Hello! When running either `kedro run` or `kedro v...
# questions
f
Hello! When running either
kedro run
or
kedro viz run
, I have these two warnings:
24/01/19 12:58:38 WARN NativeCodeLoader: Unable to load native-hadoop library for your platform... using builtin-java classes where applicable
24/01/19 12:58:40 WARN Utils: Service 'SparkUI' could not bind on port 4040. Attempting port 4041.
In your experience, do you think that these warnings can slow down the rendering of Kedro visualization? It takes about 35 seconds to render, and my project is not that big yet. Is 35 seconds a typical time to render?
n
It shouldn't take so long. Do you have a relatively new kedro-datasets version? In the past there are issue with certain datasets type that establish connection to database when initialisaed and slow down the process a bit.

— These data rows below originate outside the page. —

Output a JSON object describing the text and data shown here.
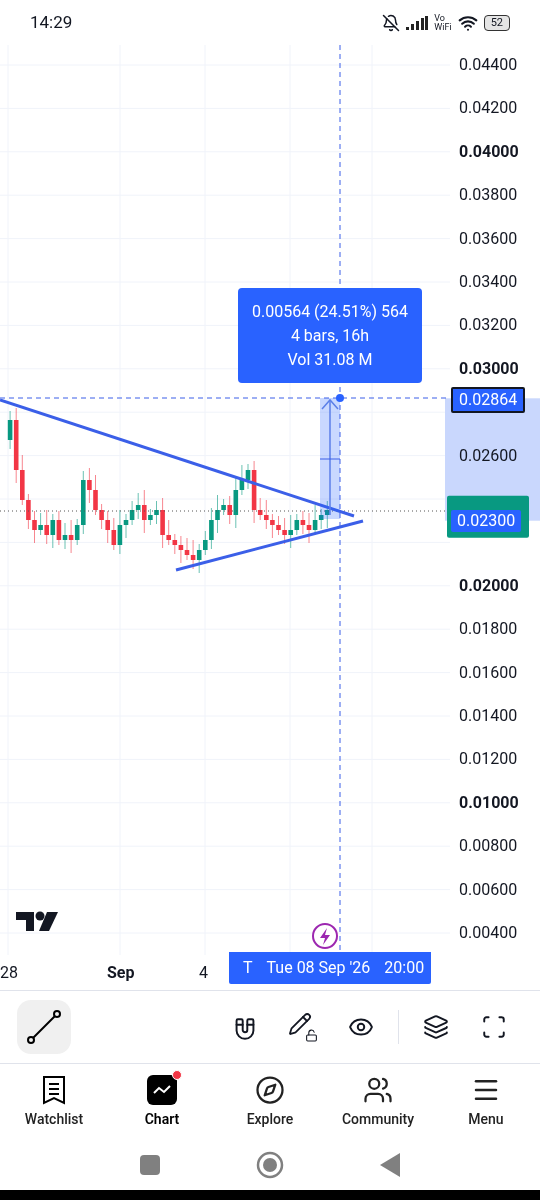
{
  "status_bar": {
    "time": "14:29",
    "vowifi": [
      "Vo",
      "WiFi"
    ],
    "battery": "52"
  },
  "chart": {
    "price_axis": [
      {
        "label": "0.04400",
        "bold": false
      },
      {
        "label": "0.04200",
        "bold": false
      },
      {
        "label": "0.04000",
        "bold": true
      },
      {
        "label": "0.03800",
        "bold": false
      },
      {
        "label": "0.03600",
        "bold": false
      },
      {
        "label": "0.03400",
        "bold": false
      },
      {
        "label": "0.03200",
        "bold": false
      },
      {
        "label": "0.03000",
        "bold": true
      },
      {
        "label": "0.02600",
        "bold": false
      },
      {
        "label": "0.02000",
        "bold": true
      },
      {
        "label": "0.01800",
        "bold": false
      },
      {
        "label": "0.01600",
        "bold": false
      },
      {
        "label": "0.01400",
        "bold": false
      },
      {
        "label": "0.01200",
        "bold": false
      },
      {
        "label": "0.01000",
        "bold": true
      },
      {
        "label": "0.00800",
        "bold": false
      },
      {
        "label": "0.00600",
        "bold": false
      },
      {
        "label": "0.00400",
        "bold": false
      }
    ],
    "price_tags": [
      {
        "label": "0.02864",
        "kind": "target"
      },
      {
        "label": "0.02300",
        "kind": "current"
      }
    ],
    "measure": {
      "lines": [
        "0.00564 (24.51%) 564",
        "4 bars, 16h",
        "Vol 31.08 M"
      ]
    },
    "time_axis": [
      {
        "label": "28",
        "bold": false
      },
      {
        "label": "Sep",
        "bold": true
      },
      {
        "label": "4",
        "bold": false
      }
    ],
    "time_tag": {
      "prefix": "T",
      "date": "Tue 08 Sep '26",
      "time": "20:00"
    }
  },
  "tools": [
    {
      "kind": "line",
      "selected": true
    },
    {
      "kind": "magnet",
      "selected": false
    },
    {
      "kind": "pencil-lock",
      "selected": false
    },
    {
      "kind": "eye",
      "selected": false
    },
    {
      "kind": "layers",
      "selected": false
    },
    {
      "kind": "fullscreen",
      "selected": false
    }
  ],
  "nav": [
    {
      "label": "Watchlist",
      "kind": "watchlist",
      "selected": false,
      "badge": false
    },
    {
      "label": "Chart",
      "kind": "chart",
      "selected": true,
      "badge": true
    },
    {
      "label": "Explore",
      "kind": "explore",
      "selected": false,
      "badge": false
    },
    {
      "label": "Community",
      "kind": "community",
      "selected": false,
      "badge": false
    },
    {
      "label": "Menu",
      "kind": "menu",
      "selected": false,
      "badge": false
    }
  ]
}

Anyway, are you aware of the
autoreload
flag? You should only launch it once so I am not sure if 35 seconds bother you too much
f
Yes I'm aware of autoreload! Thanks. But the reload takes a long time too! I have PickleDatasets, CSVDataset, ParquetDataset and a custom dataset that loads and saves SentenceTransformer models.

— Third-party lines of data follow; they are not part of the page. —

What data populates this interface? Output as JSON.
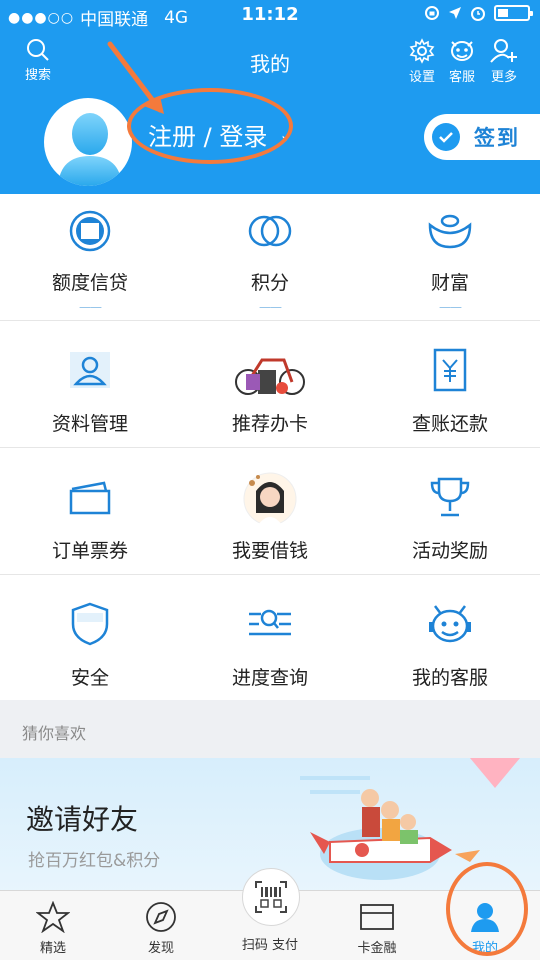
{
  "status_bar": {
    "signal": "●●●○○",
    "carrier": "中国联通",
    "network": "4G",
    "time": "11:12"
  },
  "header": {
    "title": "我的",
    "search_label": "搜索",
    "settings_label": "设置",
    "service_label": "客服",
    "more_label": "更多",
    "login_text": "注册 / 登录",
    "checkin_label": "签到",
    "bg_color": "#1e9bf0"
  },
  "grid": {
    "row1": [
      {
        "label": "额度信贷",
        "sub": "——",
        "icon": "credit-quota-icon"
      },
      {
        "label": "积分",
        "sub": "——",
        "icon": "points-icon"
      },
      {
        "label": "财富",
        "sub": "——",
        "icon": "wealth-icon"
      }
    ],
    "row2": [
      {
        "label": "资料管理",
        "icon": "profile-icon"
      },
      {
        "label": "推荐办卡",
        "icon": "recommend-card-image"
      },
      {
        "label": "查账还款",
        "icon": "bill-icon"
      }
    ],
    "row3": [
      {
        "label": "订单票券",
        "icon": "ticket-icon"
      },
      {
        "label": "我要借钱",
        "icon": "borrow-image"
      },
      {
        "label": "活动奖励",
        "icon": "trophy-icon"
      }
    ],
    "row4": [
      {
        "label": "安全",
        "icon": "shield-icon"
      },
      {
        "label": "进度查询",
        "icon": "progress-search-icon"
      },
      {
        "label": "我的客服",
        "icon": "service-bot-icon"
      }
    ],
    "icon_color": "#1e83d6"
  },
  "guess": {
    "title": "猜你喜欢"
  },
  "banner": {
    "title": "邀请好友",
    "subtitle": "抢百万红包&积分"
  },
  "tabbar": {
    "items": [
      {
        "label": "精选"
      },
      {
        "label": "发现"
      },
      {
        "label": "扫码 支付"
      },
      {
        "label": "卡金融"
      },
      {
        "label": "我的"
      }
    ],
    "active_color": "#1e9bf0"
  },
  "annotation_color": "#f47a3c"
}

Maybe my custom dataset. The folder containing the SentenceTransformer model is 418 Mo...
r
it usually doesn't take that long because kedro-viz currently only loads certain datasets CSV, Excel i.e. (if you have specified preview_args in the catalog so u can preview x rows on kedro-viz). or else if you have plotly/matplotlib datasets.
and that too it doesn't load them initially, the loading only happens when u open the metadata panel for that dataset
n
Any chance you can run a profiler to see what’s the bottleneck?